In 2006, Tom Tango, an alias used by the senior database architect of stats for MLB Advanced Media, explained how True Score Theory, which assumes that any observed result is the sum of an underlying “true” skill and a random error component, can be used to decipher how many games you need to play in various sports leagues to witness the truly better team have the better record. I will spare you the mathematics involved (available here) but when you look at the NBA over the past five seasons we find it took roughly 15 games, or 18 percent of the league’s 82-game schedule, to learn as much about the true talent level of an NBA team as we do about a pro football team in 12 NFL games (75 percent of the 16-game schedule).

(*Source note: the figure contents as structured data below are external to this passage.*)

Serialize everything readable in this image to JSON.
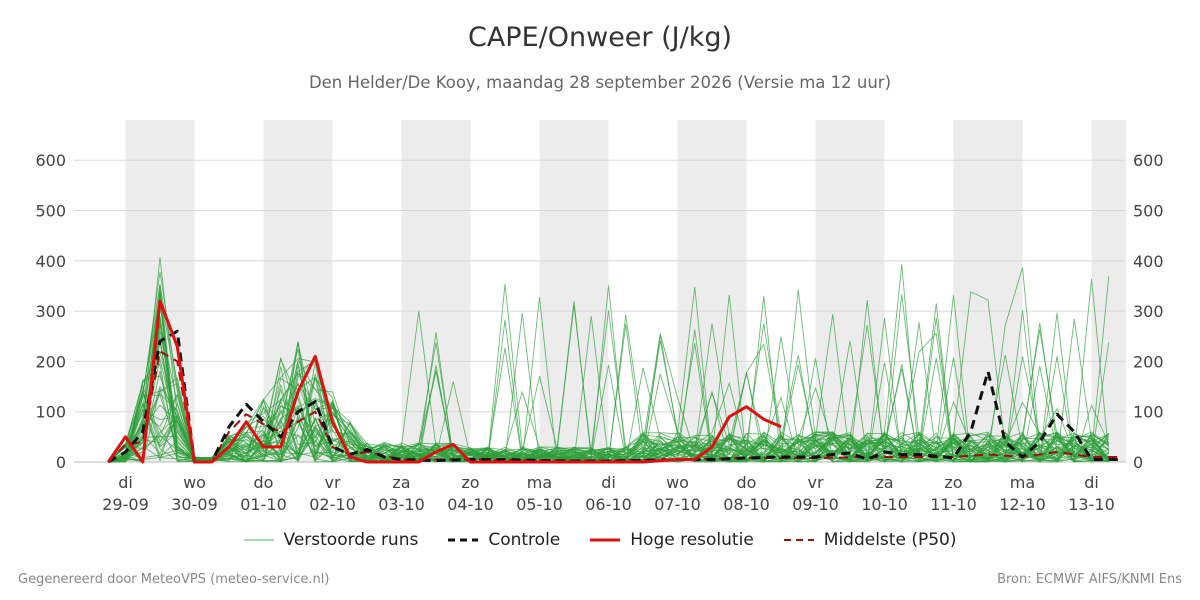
{
  "header": {
    "title": "CAPE/Onweer (J/kg)",
    "subtitle": "Den Helder/De Kooy, maandag 28 september 2026 (Versie ma 12 uur)"
  },
  "footer": {
    "left": "Gegenereerd door MeteoVPS (meteo-service.nl)",
    "right": "Bron: ECMWF AIFS/KNMI Ens"
  },
  "colors": {
    "ensemble": "#2e9e3a",
    "control": "#111111",
    "highres": "#e01010",
    "median": "#a01010",
    "shading": "#ececec",
    "grid": "#d8d8d8"
  },
  "legend": [
    {
      "label": "Verstoorde runs",
      "style": "thin-green"
    },
    {
      "label": "Controle",
      "style": "dashed-black"
    },
    {
      "label": "Hoge resolutie",
      "style": "solid-red"
    },
    {
      "label": "Middelste (P50)",
      "style": "dashed-darkred"
    }
  ],
  "chart_data": {
    "type": "line",
    "ylim": [
      0,
      680
    ],
    "yticks": [
      0,
      100,
      200,
      300,
      400,
      500,
      600
    ],
    "x_unit": "days",
    "xlim": [
      -0.7,
      14.45
    ],
    "xticks": [
      {
        "day": "di",
        "date": "29-09"
      },
      {
        "day": "wo",
        "date": "30-09"
      },
      {
        "day": "do",
        "date": "01-10"
      },
      {
        "day": "vr",
        "date": "02-10"
      },
      {
        "day": "za",
        "date": "03-10"
      },
      {
        "day": "zo",
        "date": "04-10"
      },
      {
        "day": "ma",
        "date": "05-10"
      },
      {
        "day": "di",
        "date": "06-10"
      },
      {
        "day": "wo",
        "date": "07-10"
      },
      {
        "day": "do",
        "date": "08-10"
      },
      {
        "day": "vr",
        "date": "09-10"
      },
      {
        "day": "za",
        "date": "10-10"
      },
      {
        "day": "zo",
        "date": "11-10"
      },
      {
        "day": "ma",
        "date": "12-10"
      },
      {
        "day": "di",
        "date": "13-10"
      }
    ],
    "shaded_day_indices": [
      0,
      2,
      4,
      6,
      8,
      10,
      12,
      14
    ],
    "series": [
      {
        "name": "Controle",
        "points": [
          [
            -0.25,
            0
          ],
          [
            0,
            20
          ],
          [
            0.25,
            60
          ],
          [
            0.5,
            240
          ],
          [
            0.75,
            260
          ],
          [
            1,
            0
          ],
          [
            1.25,
            0
          ],
          [
            1.5,
            70
          ],
          [
            1.75,
            115
          ],
          [
            2,
            80
          ],
          [
            2.25,
            50
          ],
          [
            2.5,
            100
          ],
          [
            2.75,
            120
          ],
          [
            3,
            30
          ],
          [
            3.25,
            15
          ],
          [
            3.5,
            25
          ],
          [
            3.75,
            10
          ],
          [
            4,
            5
          ],
          [
            4.5,
            3
          ],
          [
            5,
            5
          ],
          [
            5.5,
            5
          ],
          [
            6,
            3
          ],
          [
            6.5,
            2
          ],
          [
            7,
            2
          ],
          [
            7.5,
            3
          ],
          [
            8,
            5
          ],
          [
            8.5,
            5
          ],
          [
            9,
            8
          ],
          [
            9.5,
            10
          ],
          [
            10,
            10
          ],
          [
            10.25,
            15
          ],
          [
            10.5,
            18
          ],
          [
            10.75,
            5
          ],
          [
            11,
            20
          ],
          [
            11.25,
            15
          ],
          [
            11.5,
            15
          ],
          [
            12,
            8
          ],
          [
            12.25,
            60
          ],
          [
            12.5,
            180
          ],
          [
            12.75,
            40
          ],
          [
            13,
            10
          ],
          [
            13.25,
            40
          ],
          [
            13.5,
            95
          ],
          [
            13.75,
            60
          ],
          [
            14,
            5
          ],
          [
            14.45,
            5
          ]
        ]
      },
      {
        "name": "Hoge resolutie",
        "points": [
          [
            -0.25,
            0
          ],
          [
            0,
            50
          ],
          [
            0.25,
            0
          ],
          [
            0.5,
            320
          ],
          [
            0.75,
            230
          ],
          [
            1,
            0
          ],
          [
            1.25,
            0
          ],
          [
            1.5,
            30
          ],
          [
            1.75,
            80
          ],
          [
            2,
            30
          ],
          [
            2.25,
            30
          ],
          [
            2.5,
            140
          ],
          [
            2.75,
            210
          ],
          [
            3,
            80
          ],
          [
            3.25,
            10
          ],
          [
            3.5,
            0
          ],
          [
            4,
            0
          ],
          [
            4.25,
            0
          ],
          [
            4.5,
            20
          ],
          [
            4.75,
            35
          ],
          [
            5,
            0
          ],
          [
            5.5,
            0
          ],
          [
            6,
            0
          ],
          [
            6.5,
            0
          ],
          [
            7,
            0
          ],
          [
            7.5,
            0
          ],
          [
            8,
            5
          ],
          [
            8.25,
            5
          ],
          [
            8.5,
            30
          ],
          [
            8.75,
            90
          ],
          [
            9,
            110
          ],
          [
            9.25,
            85
          ],
          [
            9.5,
            70
          ]
        ]
      },
      {
        "name": "Middelste (P50)",
        "points": [
          [
            -0.25,
            0
          ],
          [
            0,
            35
          ],
          [
            0.25,
            40
          ],
          [
            0.5,
            220
          ],
          [
            0.75,
            200
          ],
          [
            1,
            0
          ],
          [
            1.25,
            0
          ],
          [
            1.5,
            60
          ],
          [
            1.75,
            95
          ],
          [
            2,
            75
          ],
          [
            2.25,
            60
          ],
          [
            2.5,
            80
          ],
          [
            2.75,
            100
          ],
          [
            3,
            30
          ],
          [
            3.25,
            15
          ],
          [
            3.5,
            20
          ],
          [
            4,
            5
          ],
          [
            5,
            5
          ],
          [
            6,
            3
          ],
          [
            7,
            3
          ],
          [
            8,
            5
          ],
          [
            9,
            8
          ],
          [
            10,
            8
          ],
          [
            11,
            10
          ],
          [
            12,
            10
          ],
          [
            12.5,
            15
          ],
          [
            13,
            10
          ],
          [
            13.5,
            20
          ],
          [
            14,
            10
          ],
          [
            14.45,
            10
          ]
        ]
      }
    ]
  }
}
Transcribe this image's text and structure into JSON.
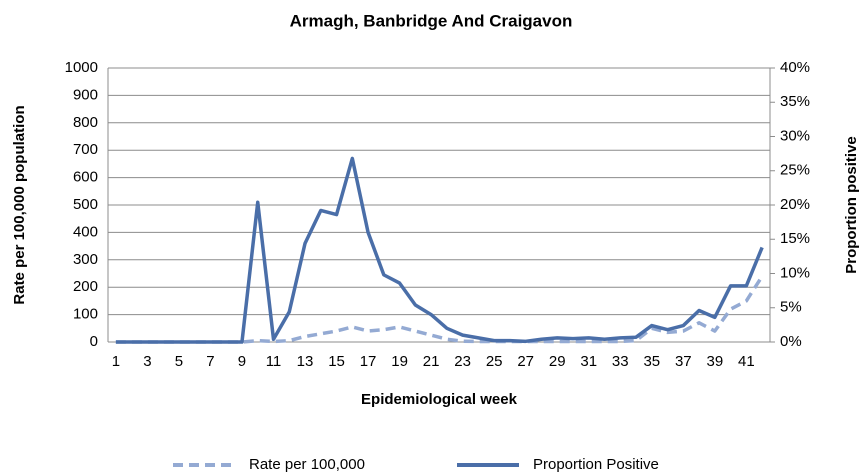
{
  "chart_data": {
    "type": "line",
    "title": "Armagh, Banbridge And Craigavon",
    "x_label": "Epidemiological week",
    "y_label": "Rate per 100,000 population",
    "y2_label": "Proportion positive",
    "categories": [
      "1",
      null,
      "3",
      null,
      "5",
      null,
      "7",
      null,
      "9",
      null,
      "11",
      null,
      "13",
      null,
      "15",
      null,
      "17",
      null,
      "19",
      null,
      "21",
      null,
      "23",
      null,
      "25",
      null,
      "27",
      null,
      "29",
      null,
      "31",
      null,
      "33",
      null,
      "35",
      null,
      "37",
      null,
      "39",
      null,
      "41",
      null
    ],
    "series": [
      {
        "name": "Rate per 100,000",
        "color": "#94aad3",
        "dashed": true,
        "values": [
          0,
          0,
          0,
          0,
          0,
          0,
          0,
          0,
          0,
          5,
          2,
          5,
          20,
          30,
          40,
          55,
          40,
          45,
          55,
          40,
          25,
          10,
          3,
          2,
          2,
          2,
          2,
          2,
          2,
          2,
          2,
          2,
          2,
          5,
          50,
          35,
          40,
          70,
          40,
          120,
          150,
          240
        ]
      },
      {
        "name": "Proportion Positive",
        "color": "#4a6ea8",
        "dashed": false,
        "axis": "y2",
        "values": [
          0,
          0,
          0,
          0,
          0,
          0,
          0,
          0,
          0,
          20.4,
          0.4,
          4.4,
          14.4,
          19.2,
          18.6,
          26.8,
          16,
          9.8,
          8.6,
          5.4,
          4,
          2,
          1,
          0.6,
          0.2,
          0.2,
          0.1,
          0.4,
          0.6,
          0.5,
          0.6,
          0.4,
          0.6,
          0.7,
          2.4,
          1.8,
          2.4,
          4.6,
          3.6,
          8.2,
          8.2,
          13.8
        ]
      }
    ],
    "ylim": [
      0,
      1000
    ],
    "yticks": [
      0,
      100,
      200,
      300,
      400,
      500,
      600,
      700,
      800,
      900,
      1000
    ],
    "y2lim": [
      0,
      40
    ],
    "y2ticks": [
      {
        "value": 0,
        "label": "0%"
      },
      {
        "value": 5,
        "label": "5%"
      },
      {
        "value": 10,
        "label": "10%"
      },
      {
        "value": 15,
        "label": "15%"
      },
      {
        "value": 20,
        "label": "20%"
      },
      {
        "value": 25,
        "label": "25%"
      },
      {
        "value": 30,
        "label": "30%"
      },
      {
        "value": 35,
        "label": "35%"
      },
      {
        "value": 40,
        "label": "40%"
      }
    ],
    "grid": true,
    "legend": "bottom"
  }
}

Think about that: It takes almost one quarter of the time to know which NBA team is better than another than it does in the NFL, yet the NBA plays a season that is more than five times as long. And this has been the case for years. In 2012, Neil Pane, writing for the now defunct Basketball Prospectus, found 12 NBA games were equivalent to 10 games in the NFL using data from 2005 to 2011, strengthening the case that the time for shortening the NBA is perhaps overdue.

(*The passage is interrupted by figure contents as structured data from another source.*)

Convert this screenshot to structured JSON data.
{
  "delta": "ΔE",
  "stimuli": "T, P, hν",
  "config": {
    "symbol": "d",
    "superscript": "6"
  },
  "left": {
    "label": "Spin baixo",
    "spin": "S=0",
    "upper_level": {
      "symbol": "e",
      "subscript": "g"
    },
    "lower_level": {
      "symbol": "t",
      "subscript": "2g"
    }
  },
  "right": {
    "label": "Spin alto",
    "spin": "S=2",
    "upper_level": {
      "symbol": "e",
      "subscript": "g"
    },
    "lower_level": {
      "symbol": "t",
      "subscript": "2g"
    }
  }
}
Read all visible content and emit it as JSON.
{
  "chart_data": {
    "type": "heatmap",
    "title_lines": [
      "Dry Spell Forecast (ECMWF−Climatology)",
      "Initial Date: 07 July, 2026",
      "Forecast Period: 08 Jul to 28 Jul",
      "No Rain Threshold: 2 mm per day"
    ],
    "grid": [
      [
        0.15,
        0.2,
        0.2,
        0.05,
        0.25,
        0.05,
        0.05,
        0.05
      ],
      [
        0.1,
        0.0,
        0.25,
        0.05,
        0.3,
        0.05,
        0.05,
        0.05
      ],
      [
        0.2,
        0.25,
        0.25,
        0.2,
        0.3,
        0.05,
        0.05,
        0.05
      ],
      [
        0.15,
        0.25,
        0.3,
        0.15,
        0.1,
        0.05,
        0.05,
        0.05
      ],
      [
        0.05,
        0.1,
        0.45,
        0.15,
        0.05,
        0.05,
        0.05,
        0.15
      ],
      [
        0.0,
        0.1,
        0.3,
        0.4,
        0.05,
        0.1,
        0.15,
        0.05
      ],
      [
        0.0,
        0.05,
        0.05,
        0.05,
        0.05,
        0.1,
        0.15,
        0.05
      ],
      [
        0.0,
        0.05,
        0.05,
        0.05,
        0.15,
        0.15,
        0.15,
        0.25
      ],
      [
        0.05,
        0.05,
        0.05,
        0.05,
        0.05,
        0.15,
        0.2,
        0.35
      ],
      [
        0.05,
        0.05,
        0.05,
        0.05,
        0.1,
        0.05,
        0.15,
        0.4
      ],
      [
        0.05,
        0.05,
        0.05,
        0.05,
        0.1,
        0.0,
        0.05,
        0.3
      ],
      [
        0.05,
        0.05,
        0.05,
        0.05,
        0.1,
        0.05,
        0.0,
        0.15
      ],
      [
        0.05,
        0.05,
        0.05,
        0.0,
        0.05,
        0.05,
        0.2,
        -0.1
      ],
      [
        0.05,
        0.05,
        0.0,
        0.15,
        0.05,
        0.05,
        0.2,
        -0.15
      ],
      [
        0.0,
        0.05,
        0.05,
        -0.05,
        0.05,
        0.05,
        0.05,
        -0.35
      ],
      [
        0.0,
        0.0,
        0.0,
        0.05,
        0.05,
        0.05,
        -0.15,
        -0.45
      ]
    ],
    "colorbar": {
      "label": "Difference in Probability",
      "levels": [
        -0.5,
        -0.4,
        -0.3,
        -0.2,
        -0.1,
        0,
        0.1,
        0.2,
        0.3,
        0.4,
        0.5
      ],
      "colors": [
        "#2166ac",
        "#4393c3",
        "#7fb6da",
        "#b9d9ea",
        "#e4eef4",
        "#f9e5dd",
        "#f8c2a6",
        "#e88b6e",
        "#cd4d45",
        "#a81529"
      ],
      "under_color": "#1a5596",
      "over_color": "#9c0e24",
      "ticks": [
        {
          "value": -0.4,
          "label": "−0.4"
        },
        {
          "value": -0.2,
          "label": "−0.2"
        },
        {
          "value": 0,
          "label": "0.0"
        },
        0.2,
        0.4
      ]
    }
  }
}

A shortened season probably boosts the overall quality of the on-court product as well. Studies have shown offensive and defensive efficiencies improve with more rest and fewer back-to-back games, two areas that would improve if the NBA shortened its regular season.

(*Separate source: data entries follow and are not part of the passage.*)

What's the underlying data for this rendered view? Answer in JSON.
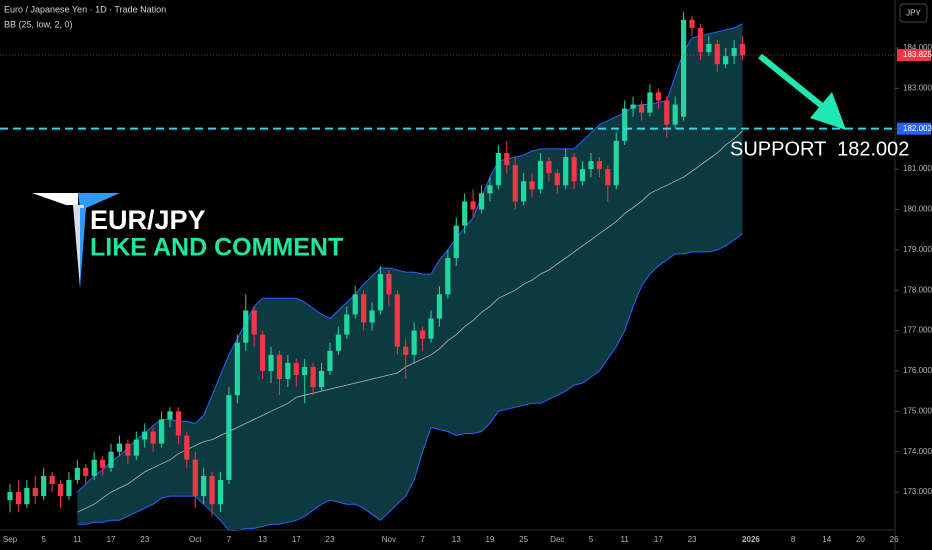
{
  "chart_data": {
    "type": "candlestick",
    "title": "Euro / Japanese Yen · 1D · Trade Nation",
    "indicator": "BB (25, low, 2, 0)",
    "currency": "JPY",
    "watermark_title": "EUR/JPY",
    "watermark_subtitle": "LIKE AND COMMENT",
    "support_label": "SUPPORT  182.002",
    "support_level": 182.002,
    "up_color": "#22d6a0",
    "down_color": "#f23645",
    "band_line_color": "#2962ff",
    "band_fill_color": "#0c3a40",
    "middle_color": "#b2b5be",
    "support_color": "#33d4e6",
    "categories": [
      "Sep",
      null,
      null,
      null,
      "5",
      null,
      null,
      null,
      "11",
      null,
      null,
      null,
      "17",
      null,
      null,
      null,
      "23",
      null,
      null,
      null,
      null,
      null,
      "Oct",
      null,
      null,
      null,
      "7",
      null,
      null,
      null,
      "13",
      null,
      null,
      null,
      "17",
      null,
      null,
      null,
      "23",
      null,
      null,
      null,
      null,
      null,
      null,
      "Nov",
      null,
      null,
      null,
      "7",
      null,
      null,
      null,
      "13",
      null,
      null,
      null,
      "19",
      null,
      null,
      null,
      "25",
      null,
      null,
      null,
      "Dec",
      null,
      null,
      null,
      "5",
      null,
      null,
      null,
      "11",
      null,
      null,
      null,
      "17",
      null,
      null,
      null,
      "23",
      null,
      null,
      null,
      null,
      null,
      null,
      "2026",
      null,
      null,
      null,
      null,
      "8",
      null,
      null,
      null,
      "14",
      null,
      null,
      null,
      "20",
      null,
      null,
      null,
      "26"
    ],
    "open": [
      172.8,
      173.0,
      172.7,
      173.1,
      172.9,
      173.4,
      173.2,
      172.9,
      173.3,
      173.6,
      173.4,
      173.8,
      173.6,
      174.0,
      174.2,
      173.9,
      174.3,
      174.5,
      174.2,
      174.8,
      175.0,
      174.4,
      173.8,
      172.9,
      173.4,
      172.7,
      173.3,
      175.4,
      176.7,
      177.5,
      176.9,
      176.0,
      176.4,
      175.8,
      176.2,
      175.9,
      176.1,
      175.6,
      176.0,
      176.5,
      176.9,
      177.4,
      177.9,
      177.2,
      177.5,
      178.4,
      177.9,
      176.6,
      176.4,
      177.0,
      176.8,
      177.3,
      177.9,
      178.8,
      179.6,
      180.2,
      180.0,
      180.4,
      180.6,
      181.4,
      181.1,
      180.2,
      180.7,
      180.5,
      181.2,
      180.9,
      180.6,
      181.3,
      180.7,
      181.0,
      181.2,
      181.0,
      180.6,
      181.7,
      182.5,
      182.6,
      182.4,
      182.9,
      182.7,
      182.1,
      182.3,
      184.7,
      184.5,
      183.9,
      184.1,
      183.6,
      183.8,
      184.1,
      null,
      null,
      null,
      null,
      null,
      null,
      null,
      null,
      null,
      null,
      null,
      null,
      null,
      null,
      null,
      null,
      null,
      null
    ],
    "high": [
      173.2,
      173.3,
      173.3,
      173.4,
      173.6,
      173.5,
      173.3,
      173.5,
      173.8,
      173.7,
      174.0,
      173.9,
      174.2,
      174.4,
      174.3,
      174.5,
      174.7,
      174.6,
      175.0,
      175.1,
      175.1,
      174.5,
      174.0,
      173.6,
      173.5,
      173.5,
      175.6,
      176.9,
      177.9,
      177.6,
      177.0,
      176.6,
      176.5,
      176.4,
      176.3,
      176.3,
      176.2,
      176.2,
      176.7,
      177.1,
      177.6,
      178.1,
      178.0,
      177.7,
      178.6,
      178.5,
      178.0,
      176.8,
      177.2,
      177.1,
      177.5,
      178.1,
      179.0,
      179.8,
      180.4,
      180.5,
      180.6,
      180.8,
      181.6,
      181.7,
      181.3,
      180.9,
      180.9,
      181.4,
      181.3,
      181.0,
      181.5,
      181.4,
      181.2,
      181.4,
      181.3,
      181.1,
      181.9,
      182.7,
      182.8,
      182.7,
      183.1,
      183.0,
      182.8,
      182.8,
      184.9,
      184.8,
      184.6,
      184.3,
      184.2,
      184.0,
      184.2,
      184.3,
      null,
      null,
      null,
      null,
      null,
      null,
      null,
      null,
      null,
      null,
      null,
      null,
      null,
      null,
      null,
      null,
      null,
      null
    ],
    "low": [
      172.5,
      172.5,
      172.6,
      172.7,
      172.8,
      173.0,
      172.6,
      172.8,
      173.2,
      173.2,
      173.3,
      173.4,
      173.5,
      173.9,
      173.7,
      173.8,
      174.1,
      174.0,
      174.1,
      174.6,
      174.2,
      173.6,
      172.6,
      172.7,
      172.4,
      172.5,
      173.2,
      175.2,
      176.5,
      176.6,
      175.8,
      175.7,
      175.4,
      175.6,
      175.6,
      175.2,
      175.4,
      175.5,
      175.9,
      176.4,
      176.8,
      177.3,
      177.0,
      177.0,
      177.4,
      177.6,
      176.4,
      175.8,
      176.2,
      176.5,
      176.7,
      177.1,
      177.8,
      178.6,
      179.4,
      179.8,
      179.9,
      180.2,
      180.5,
      180.9,
      180.0,
      180.1,
      180.3,
      180.4,
      180.7,
      180.4,
      180.5,
      180.5,
      180.6,
      180.8,
      180.8,
      180.2,
      180.5,
      181.6,
      182.3,
      182.2,
      182.3,
      182.5,
      181.8,
      182.0,
      182.2,
      184.3,
      183.7,
      183.8,
      183.4,
      183.5,
      183.6,
      183.7,
      null,
      null,
      null,
      null,
      null,
      null,
      null,
      null,
      null,
      null,
      null,
      null,
      null,
      null,
      null,
      null,
      null,
      null
    ],
    "close": [
      173.0,
      172.7,
      173.1,
      172.9,
      173.4,
      173.2,
      172.9,
      173.3,
      173.6,
      173.4,
      173.8,
      173.6,
      174.0,
      174.2,
      173.9,
      174.3,
      174.5,
      174.2,
      174.8,
      175.0,
      174.4,
      173.8,
      172.9,
      173.4,
      172.7,
      173.3,
      175.4,
      176.7,
      177.5,
      176.9,
      176.0,
      176.4,
      175.8,
      176.2,
      175.9,
      176.1,
      175.6,
      176.0,
      176.5,
      176.9,
      177.4,
      177.9,
      177.2,
      177.5,
      178.4,
      177.9,
      176.6,
      176.4,
      177.0,
      176.8,
      177.3,
      177.9,
      178.8,
      179.6,
      180.2,
      180.0,
      180.4,
      180.6,
      181.4,
      181.1,
      180.2,
      180.7,
      180.5,
      181.2,
      180.9,
      180.6,
      181.3,
      180.7,
      181.0,
      181.2,
      181.0,
      180.6,
      181.7,
      182.5,
      182.6,
      182.4,
      182.9,
      182.7,
      182.1,
      182.6,
      184.7,
      184.5,
      183.9,
      184.1,
      183.6,
      183.8,
      184.0,
      183.825,
      null,
      null,
      null,
      null,
      null,
      null,
      null,
      null,
      null,
      null,
      null,
      null,
      null,
      null,
      null,
      null,
      null,
      null
    ],
    "bb_upper": [
      null,
      null,
      null,
      null,
      null,
      null,
      null,
      null,
      173.0,
      173.2,
      173.4,
      173.55,
      173.75,
      173.9,
      174.1,
      174.3,
      174.45,
      174.65,
      174.8,
      174.8,
      174.75,
      174.75,
      174.7,
      174.9,
      175.4,
      175.9,
      176.4,
      176.8,
      177.2,
      177.6,
      177.8,
      177.8,
      177.8,
      177.8,
      177.8,
      177.7,
      177.55,
      177.4,
      177.3,
      177.5,
      177.7,
      177.9,
      178.15,
      178.35,
      178.55,
      178.55,
      178.5,
      178.45,
      178.45,
      178.4,
      178.4,
      178.75,
      179.0,
      179.3,
      179.55,
      179.8,
      180.3,
      180.8,
      181.2,
      181.25,
      181.3,
      181.35,
      181.45,
      181.5,
      181.5,
      181.5,
      181.5,
      181.5,
      181.7,
      181.9,
      182.1,
      182.2,
      182.3,
      182.4,
      182.55,
      182.6,
      182.6,
      182.65,
      182.7,
      183.3,
      183.9,
      184.25,
      184.3,
      184.35,
      184.4,
      184.45,
      184.5,
      184.6,
      null,
      null,
      null,
      null,
      null,
      null,
      null,
      null,
      null,
      null,
      null,
      null,
      null,
      null,
      null,
      null,
      null,
      null
    ],
    "bb_middle": [
      null,
      null,
      null,
      null,
      null,
      null,
      null,
      null,
      172.5,
      172.6,
      172.7,
      172.85,
      173.0,
      173.1,
      173.2,
      173.35,
      173.5,
      173.6,
      173.7,
      173.8,
      173.95,
      174.05,
      174.15,
      174.25,
      174.3,
      174.4,
      174.5,
      174.6,
      174.7,
      174.8,
      174.9,
      175.0,
      175.1,
      175.2,
      175.35,
      175.4,
      175.45,
      175.5,
      175.55,
      175.6,
      175.65,
      175.7,
      175.75,
      175.8,
      175.85,
      175.9,
      175.95,
      176.1,
      176.2,
      176.3,
      176.4,
      176.55,
      176.75,
      176.9,
      177.1,
      177.25,
      177.45,
      177.6,
      177.8,
      177.9,
      178.0,
      178.15,
      178.25,
      178.4,
      178.5,
      178.65,
      178.8,
      178.95,
      179.1,
      179.25,
      179.4,
      179.55,
      179.7,
      179.9,
      180.05,
      180.2,
      180.4,
      180.5,
      180.6,
      180.7,
      180.8,
      180.95,
      181.1,
      181.25,
      181.4,
      181.6,
      181.75,
      181.95,
      null,
      null,
      null,
      null,
      null,
      null,
      null,
      null,
      null,
      null,
      null,
      null,
      null,
      null,
      null,
      null,
      null,
      null
    ],
    "bb_lower": [
      null,
      null,
      null,
      null,
      null,
      null,
      null,
      null,
      172.2,
      172.2,
      172.25,
      172.25,
      172.3,
      172.3,
      172.4,
      172.5,
      172.6,
      172.7,
      172.85,
      172.9,
      172.9,
      172.9,
      172.9,
      172.7,
      172.5,
      172.3,
      172.05,
      172.05,
      172.1,
      172.1,
      172.15,
      172.2,
      172.2,
      172.25,
      172.3,
      172.4,
      172.55,
      172.7,
      172.8,
      172.75,
      172.7,
      172.7,
      172.6,
      172.45,
      172.3,
      172.5,
      172.7,
      172.9,
      173.3,
      174.0,
      174.6,
      174.55,
      174.5,
      174.4,
      174.45,
      174.45,
      174.5,
      174.7,
      175.0,
      175.05,
      175.1,
      175.15,
      175.2,
      175.2,
      175.3,
      175.4,
      175.5,
      175.65,
      175.7,
      175.85,
      176.0,
      176.3,
      176.6,
      177.0,
      177.6,
      178.1,
      178.4,
      178.6,
      178.75,
      178.9,
      178.9,
      178.95,
      178.95,
      178.95,
      179.0,
      179.1,
      179.25,
      179.4,
      null,
      null,
      null,
      null,
      null,
      null,
      null,
      null,
      null,
      null,
      null,
      null,
      null,
      null,
      null,
      null,
      null,
      null
    ],
    "ylim": [
      172.06,
      185.19
    ],
    "yticks": [
      {
        "value": 173,
        "label": "173.000"
      },
      {
        "value": 174,
        "label": "174.000"
      },
      {
        "value": 175,
        "label": "175.000"
      },
      {
        "value": 176,
        "label": "176.000"
      },
      {
        "value": 177,
        "label": "177.000"
      },
      {
        "value": 178,
        "label": "178.000"
      },
      {
        "value": 179,
        "label": "179.000"
      },
      {
        "value": 180,
        "label": "180.000"
      },
      {
        "value": 181,
        "label": "181.000"
      },
      {
        "value": 182,
        "label": "182.000"
      },
      {
        "value": 183,
        "label": "183.000"
      },
      {
        "value": 184,
        "label": "184.000"
      }
    ],
    "grid": false
  }
}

Obviously 15 games is not enough for the NBA to thrive financially, yet a 58-game regular season, in which each of the league’s 30 teams play one game against every other team at home and on the road, is intriguing. Last season, among the top 10 teams with the best record at Game 58, just one, the Indiana Pacers, fell out of the top 10 by the last game of the regular season, making way for the Utah Jazz to crack the top 10 by year’s end. The top four teams, the Milwaukee Bucks, Golden State Warriors, Toronto Raptors and Denver Nuggets, all remained the same with just the Warriors and Raptors flipping the Nos. 2 and 3 spots.
“Sometimes it’s science, but sometimes it’s art,” NBA Commissioner Adam Silver told reporters in April. “I think a fair point from fans could be if ultimately the science suggests that 82 games is too many games for these players, maybe you shouldn’t have an 82-game season. I accept that, and that’s something we’ll continue to look at.
“We and the players have a common interest in maximizing viewership and maximizing interest,” the commissioner continued. “The format we have in place now … I’m a traditionalist on one hand, but on the other hand it’s 50 years old or so presenting an 82-game season, and there’s nothing magical about it.”